Le modèle de Rubinstein (1982) retrace le marchandage qui a lieu entre deux agents, un vendeur et un acheteur, lors de la vente d’un bien. Ce bien n’est pas divisible et il n’en existe qu’une unité, aussi le jeu porte-t-il sur le prix du bien qui doit être cédé ; les deux joueurs ont un intérêt commun à la transaction. Cette transaction génère une quasi-rente, et c’est sur le partage de cette quasi-rente que se fonde le conflit d’intérêt des agents. Pour que ne se posent pas les problèmes de réputation ou de renégociation, Rubinstein (1982) suppose que les agents ne se rencontrent qu’à l’occasion de cette transaction unique. Le partage qui s’effectue est donc définitif et sans précédent.

La retranscription du jeu non-coopératif de Rubinstein à la négociation salariale s’impose comme la formalisation initiale des modèles d’offres alternées présentant le processus de grève.

Pour que le jeu de Rubinstein puisse être appliqué à la négociation salariale, certaines hypothèses sont nécessaires.

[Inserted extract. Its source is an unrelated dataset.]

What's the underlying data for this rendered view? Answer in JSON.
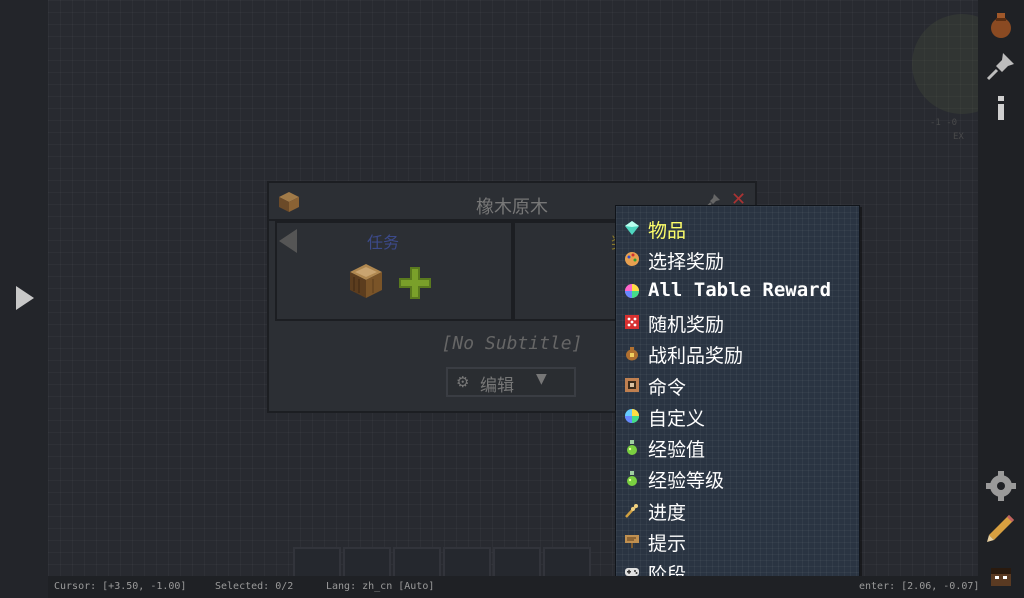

D’une part, il faut supposer qu’aucun contrat ne lie l’employeur et le syndicat avant cette négociation, et qu’à l’issue du jeu, si un accord est conclu, celui-ci ne sera jamais remis en cause par la suite. La relation d’emploi qui s’établira alors sera considérée comme infinie ou à durée indéterminée par les deux parties. Ceci revient à admettre que la probabilité que la relation se poursuive durant une période supplémentaire est supposée non nulle.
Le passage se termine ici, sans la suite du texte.